Я вдруг понял, как нужно жить, и у меня в душе все будто остановилось. Я стал как ребенок в утробе матери: вокруг меня были только мир, тепло и защищенность. Это была точка отсчета, когда все мои чувства, может быть впервые в жизни, были настроены правильно. Я дорожил этим моментом, пытаясь прикоснуться к окружающему, ощутить его сквозь призму этого нового состояния, узнать, каково оно на самом деле, запомнить его. Я вспоминал прошлое, но находил только потерянные годы и здоровье. Я не видел в нем ни подвига и героизма, а только самообольщение и ложную альтернативу между подавленным ленью обывателем и музыкантом-самоубийцей. Я слышал шепот, что куда сложнее исправить себя, чем играть в первопроходца. Что чувства – это как расстроенная гитара и, тренькая на ней, ты доставляешь и себе, и окружающим одни неприятности. Что нужно не поражать всех своей искренностью, а учиться отстраивать свою гитару… Что правда бывает всякой. Суровой и справедливой, иногда даже злой. Но истина злой не бывает. От правды бывает больно, а от истины всегда легко и хорошо, потому что истина – это правда, облеченная в любовь. Что в мире безумия ничто не имеет ценности, а мир приходит к порядку только тогда, когда на простые вопросы отвечают понятными словами. Что в конце книги жизни каждого человека всегда стоит запятая.

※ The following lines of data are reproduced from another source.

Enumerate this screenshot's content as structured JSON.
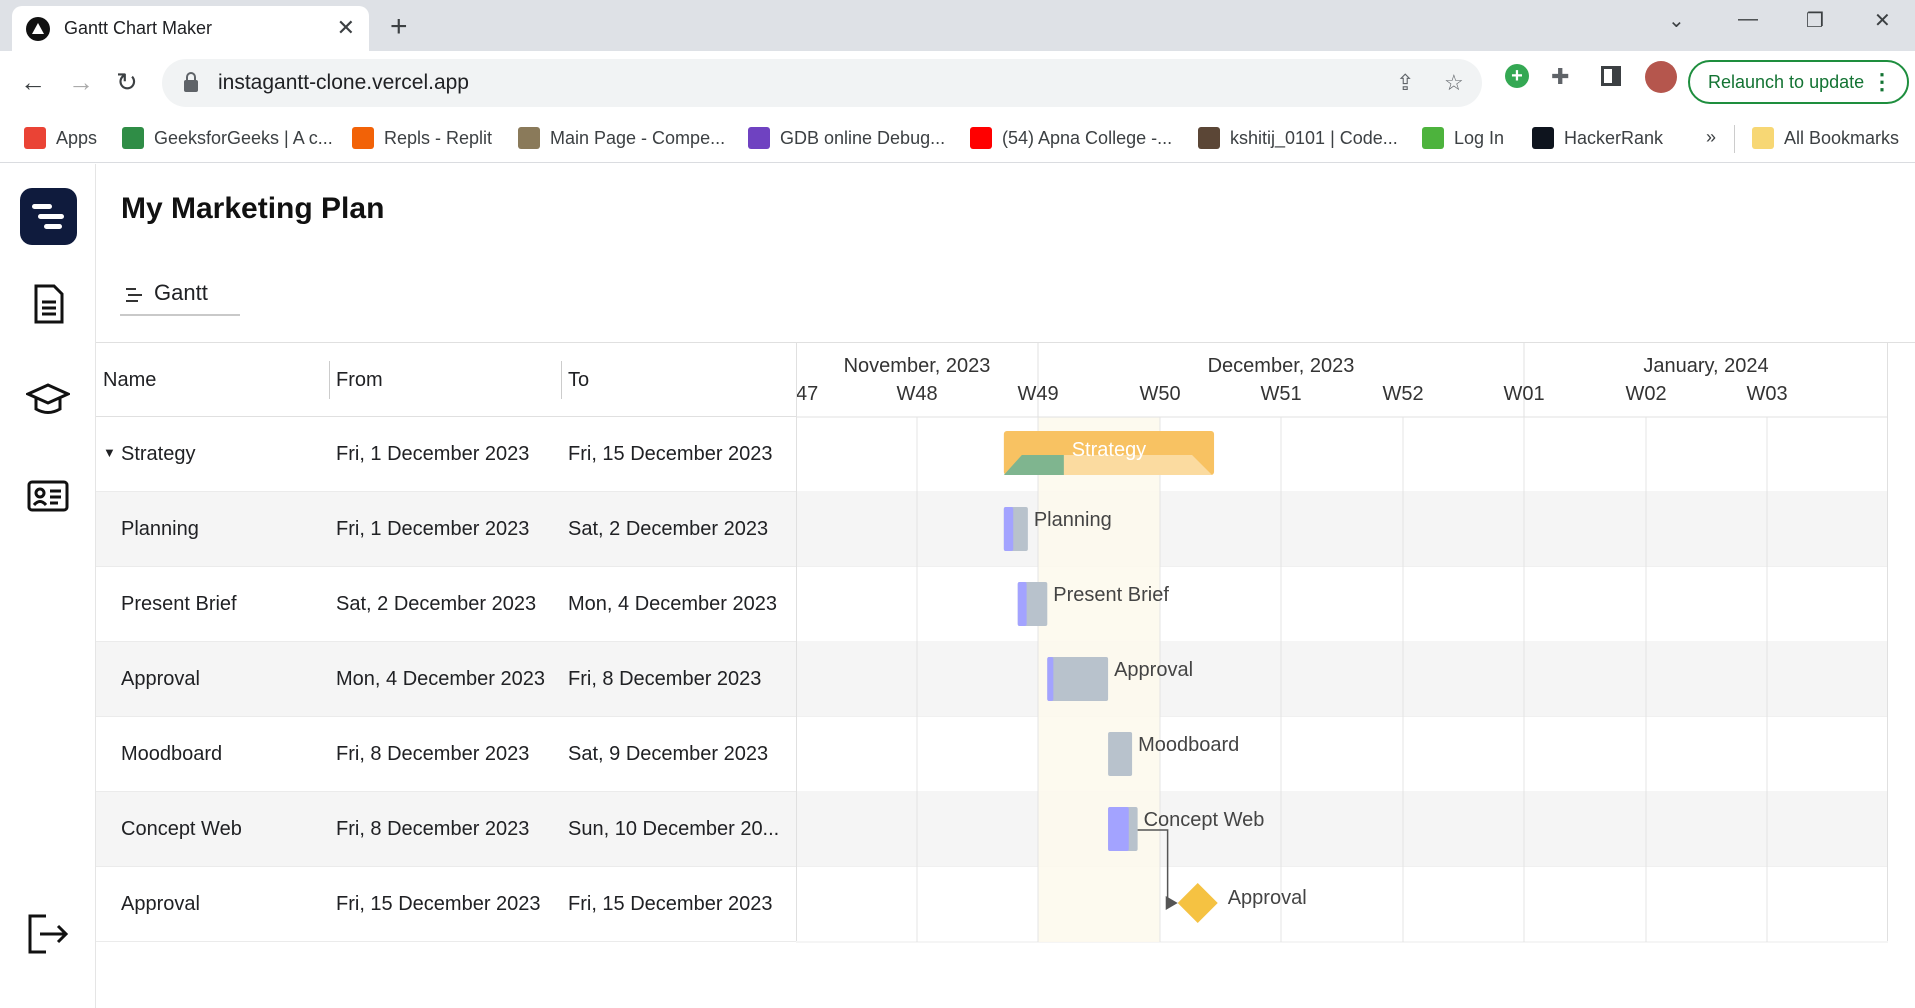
{
  "browser": {
    "tab_title": "Gantt Chart Maker",
    "url": "instagantt-clone.vercel.app",
    "relaunch_label": "Relaunch to update",
    "bookmarks": [
      {
        "label": "Apps",
        "color": "#ea4335"
      },
      {
        "label": "GeeksforGeeks | A c...",
        "color": "#2f8d46"
      },
      {
        "label": "Repls - Replit",
        "color": "#f26207"
      },
      {
        "label": "Main Page - Compe...",
        "color": "#8a7a5a"
      },
      {
        "label": "GDB online Debug...",
        "color": "#6f42c1"
      },
      {
        "label": "(54) Apna College -...",
        "color": "#ff0000"
      },
      {
        "label": "kshitij_0101 | Code...",
        "color": "#5b4636"
      },
      {
        "label": "Log In",
        "color": "#4db33d"
      },
      {
        "label": "HackerRank",
        "color": "#0e141e"
      }
    ],
    "all_bookmarks_label": "All Bookmarks",
    "more_label": "»"
  },
  "app": {
    "title": "My Marketing Plan",
    "view_tab": "Gantt"
  },
  "grid": {
    "headers": {
      "name": "Name",
      "from": "From",
      "to": "To"
    },
    "rows": [
      {
        "name": "Strategy",
        "from": "Fri, 1 December 2023",
        "to": "Fri, 15 December 2023",
        "type": "project",
        "expander": "▼"
      },
      {
        "name": "Planning",
        "from": "Fri, 1 December 2023",
        "to": "Sat, 2 December 2023",
        "type": "task"
      },
      {
        "name": "Present Brief",
        "from": "Sat, 2 December 2023",
        "to": "Mon, 4 December 2023",
        "type": "task"
      },
      {
        "name": "Approval",
        "from": "Mon, 4 December 2023",
        "to": "Fri, 8 December 2023",
        "type": "task"
      },
      {
        "name": "Moodboard",
        "from": "Fri, 8 December 2023",
        "to": "Sat, 9 December 2023",
        "type": "task"
      },
      {
        "name": "Concept Web",
        "from": "Fri, 8 December 2023",
        "to": "Sun, 10 December 20...",
        "type": "task"
      },
      {
        "name": "Approval",
        "from": "Fri, 15 December 2023",
        "to": "Fri, 15 December 2023",
        "type": "milestone"
      }
    ]
  },
  "timeline": {
    "months": [
      "November, 2023",
      "December, 2023",
      "January, 2024"
    ],
    "weeks": [
      "47",
      "W48",
      "W49",
      "W50",
      "W51",
      "W52",
      "W01",
      "W02",
      "W03"
    ],
    "bar_labels": [
      "Strategy",
      "Planning",
      "Present Brief",
      "Approval",
      "Moodboard",
      "Concept Web",
      "Approval"
    ],
    "colors": {
      "project_bar": "#f8c262",
      "project_progress": "#7fb58f",
      "task_bar": "#b8c2cc",
      "task_progress": "#a3a3ff",
      "milestone": "#f5c242",
      "current_week": "#fdf9ec"
    }
  }
}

Тогда я все это понял за какие-то мгновения. Это было ощущение, которым я до сих пор дорожу, и которое очень сложно передать словами.
Ощущения моего тела менялись, оно стало обретать границы, отяжелело. Медленно, будто собираясь по кусочкам, я приходил в себя. Я лежал дома, в кровати. За окном было темно. Холод заставил меня подняться. Я медленно встал, потрогал простыню. Кровать была ледяной, будто бы в ней до того лежал кусок металла. Я посмотрел на стол, на грязную постель, на разбитый стул, на чашку без ручки. Вышел из комнаты, окинул глазом когда-то счастливый, но теперь провонявший ацетоном и ангидридом дом, будто бы все это видел впервые, будто вернулся из долгого путешествия, из соседней галактики. Я был другим. И я заплакал от благодарности, стараясь не забыть, не растерять обретенное, надеясь, что действительно изменился, что простил обиды, что теперь не отступлю и не предам. Что все в прошлом, абсолютно все. Что вот прямо сейчас можно пойти и помириться с родителями, с друзьями, потому что я уже иной.
– Красиво говоришь! – заметил Монгол.
– Мы все говорим красивее, чем живем.
– И место красивое. – Монгол будто не услышал ответа.
За поляной потянулся горный скалистый обрыв. Деревьев становилось все меньше, лишь некоторые, изувеченные ветрами кривые сосенки торчали у самого его склона. Том обернулся. Сзади, на фоне светлеющего неба черной громадиной лежал могучий Чатырдаг. Вправо от него стелилась над морем оранжевая полоска зари. Слева тускло мерцали далекие огоньки Симферополя.
– Сейчас уже видно, фонари пора выключить: у лесников иногда бывают рейды на браконьеров, поэтому без лишней причины лучше не светить.
Пройдя большую, покрытую редкими деревцами прогалину, они уперлись в крутой, поросший соснами склон.
– Это самый тяжелый отрезок. Но он не длинный: еще полчаса, и мы наверху. От росы здесь будет скользко. Старайтесь ставить ноги не на траву, а на камень.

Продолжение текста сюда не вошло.